March 14, 20178 yr comment_69124 You would want to document that you QC'd everything before using it. Scott
March 16, 20178 yr Author comment_69172 On 3/14/2017 at 6:44 AM, goodchild said: Are these materials that are often taken out of the fridge and left at room temperature for lengths of time for testing purposes? I would focus my corrective action on why it took two hours to discover. Quality Guy, Scenario 1 happens frequently after reagent inventory or after new shipments are added to the fridge. I would imagine that a lot of labs have these types of temp issues. Sometimes they are unavoidable. Scenario 2 hasn't happened since we installed an electronic temp monitoring system but for hospitals that still take manual temps, this could be a possibility. What does your policy say about checking reagents after unacceptable storage conditions? Do you perform a visual check or do you qc all the reagents stored in the fridge or do you do something else? Thanks for your input.

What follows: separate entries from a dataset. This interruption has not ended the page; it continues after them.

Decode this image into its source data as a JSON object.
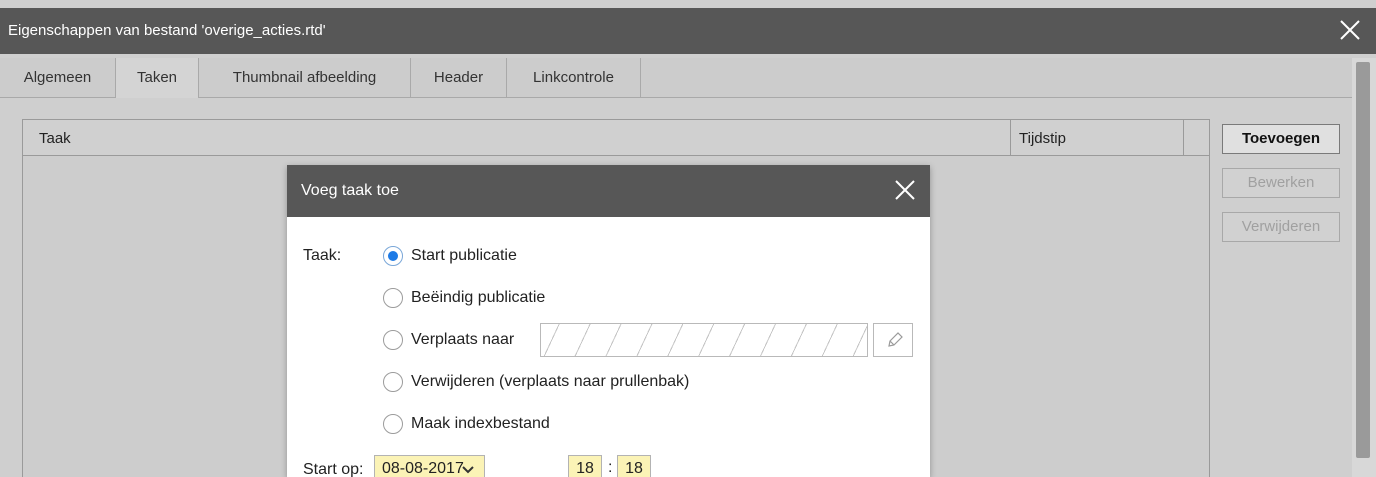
{
  "window": {
    "title": "Eigenschappen van bestand 'overige_acties.rtd'",
    "close_icon": "close-icon",
    "header_color": "#575757"
  },
  "tabs": [
    {
      "label": "Algemeen",
      "active": false
    },
    {
      "label": "Taken",
      "active": true
    },
    {
      "label": "Thumbnail afbeelding",
      "active": false
    },
    {
      "label": "Header",
      "active": false
    },
    {
      "label": "Linkcontrole",
      "active": false
    }
  ],
  "task_table": {
    "columns": [
      "Taak",
      "Tijdstip"
    ],
    "rows": []
  },
  "side_buttons": {
    "add": "Toevoegen",
    "edit": "Bewerken",
    "delete": "Verwijderen"
  },
  "dialog": {
    "title": "Voeg taak toe",
    "task_label": "Taak:",
    "options": [
      {
        "label": "Start publicatie",
        "checked": true
      },
      {
        "label": "Beëindig publicatie",
        "checked": false
      },
      {
        "label": "Verplaats naar",
        "checked": false
      },
      {
        "label": "Verwijderen (verplaats naar prullenbak)",
        "checked": false
      },
      {
        "label": "Maak indexbestand",
        "checked": false
      }
    ],
    "move_target_value": "",
    "start_label": "Start op:",
    "start_date": "08-08-2017",
    "start_hour": "18",
    "start_minute": "18",
    "time_separator": ":",
    "accent_color": "#1e7be6",
    "field_highlight_color": "#fbf3b6"
  }
}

March 16, 20178 yr comment_69173 I would change the process. I don't see any reason to leave any refrigerator door opened for an extended period of time (over one minute) to the extent it causes an over-temp in the storage unit. Load the shipment into the refrigerator in batches so that it can recover between each batch.
March 19, 20178 yr comment_69208 I agree with Dansket. Change your process. We used to have lots of spike son our charts and documentation inventory? We have electronic system now and everytime the temp. goes to 5C, we get a call and tech is required to check all temperatures and add comment in computer.....guess what the ref. does not alarm at all...the tech changed the process ...they closed the door early enough to the temperature does not even go to 5C!